On the outside chance the Fats Domino labels mistakenly credited the writers, I checked my 1956 singles, both 45 and 78 (Imperial 5407), and they properly attribute the words and music to "Lewis, Stock & Rose."
DEAR JERRY: Hope you can stand another regional hit inquiry, 'cause that's what I have.
When the English began to dominate the airwaves in early 1964, KSO, our Top 40 station, also played a record by an American singer, one inspired by the old tongue twister, "she sells seashells by the sea shore."
Do you know the one I mean?
Larry Curtis, Des Moines, Iowa
DEAR LARRY: Yes, thanks to your more than adequate clues.
I began flipping through my radio surveys, starting with Jan. 1, 1964, but not a lot of time traveling was required before spotting "Sea Shell Sherry," by Jerry Keller (Coral 62378).
That a song that didn't make the Top 100 on either Billboard or Cash Box still got regional play is not unusual. What is amazing is finding "Sea Shell Sherry" at No. 4 in Des Moines.
The Top 3 that week (Jan. 31) were: 1. "I Want to Hold Your Hand" (Beatles); 2. "Hey Little Cobra" (Rip Chords); 3. "Forget Him" (Bobby Rydell).
Keller, whose "Here Comes Summer" was a smash hit in 1959, begins this novelty with the familiar "she sells sea shells down by the sea shore." But with each verse, the pace picks up and another alliterative word is added. He finally works his way up to "swingin', surfin', silly, Sherry sells sea shells down by the sea shore."
Since I did not see this tune on any other surveys, it is possible Des Moines was the only market playing "Sea Shell Sherry," not what you might expect in a location about as far away as possible be from either sea shore, Atlantic or Pacific.
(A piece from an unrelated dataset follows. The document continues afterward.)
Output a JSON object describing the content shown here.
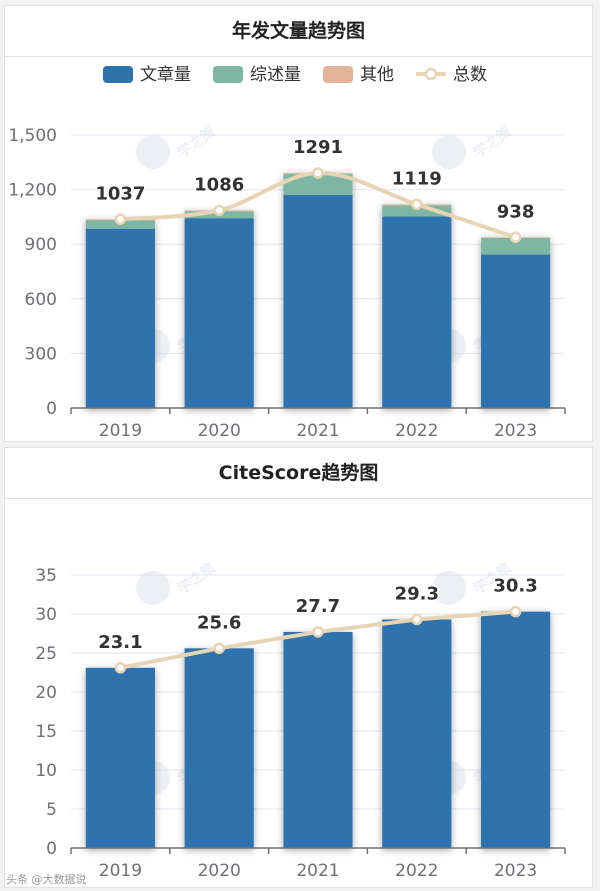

IZ ZAT SO? If seeing "Sea Shell Sherry" in the KSO Top 4 is surprising, add this detail to the mystification:
Of the entire Top 40 that week, only one other record was not what you would call a nationwide hit, and it was nowhere the Top 4. At No. 35 is "My Home Town," by Steve Lawrence.
Maybe Jerry Keller had relatives in Des Moines.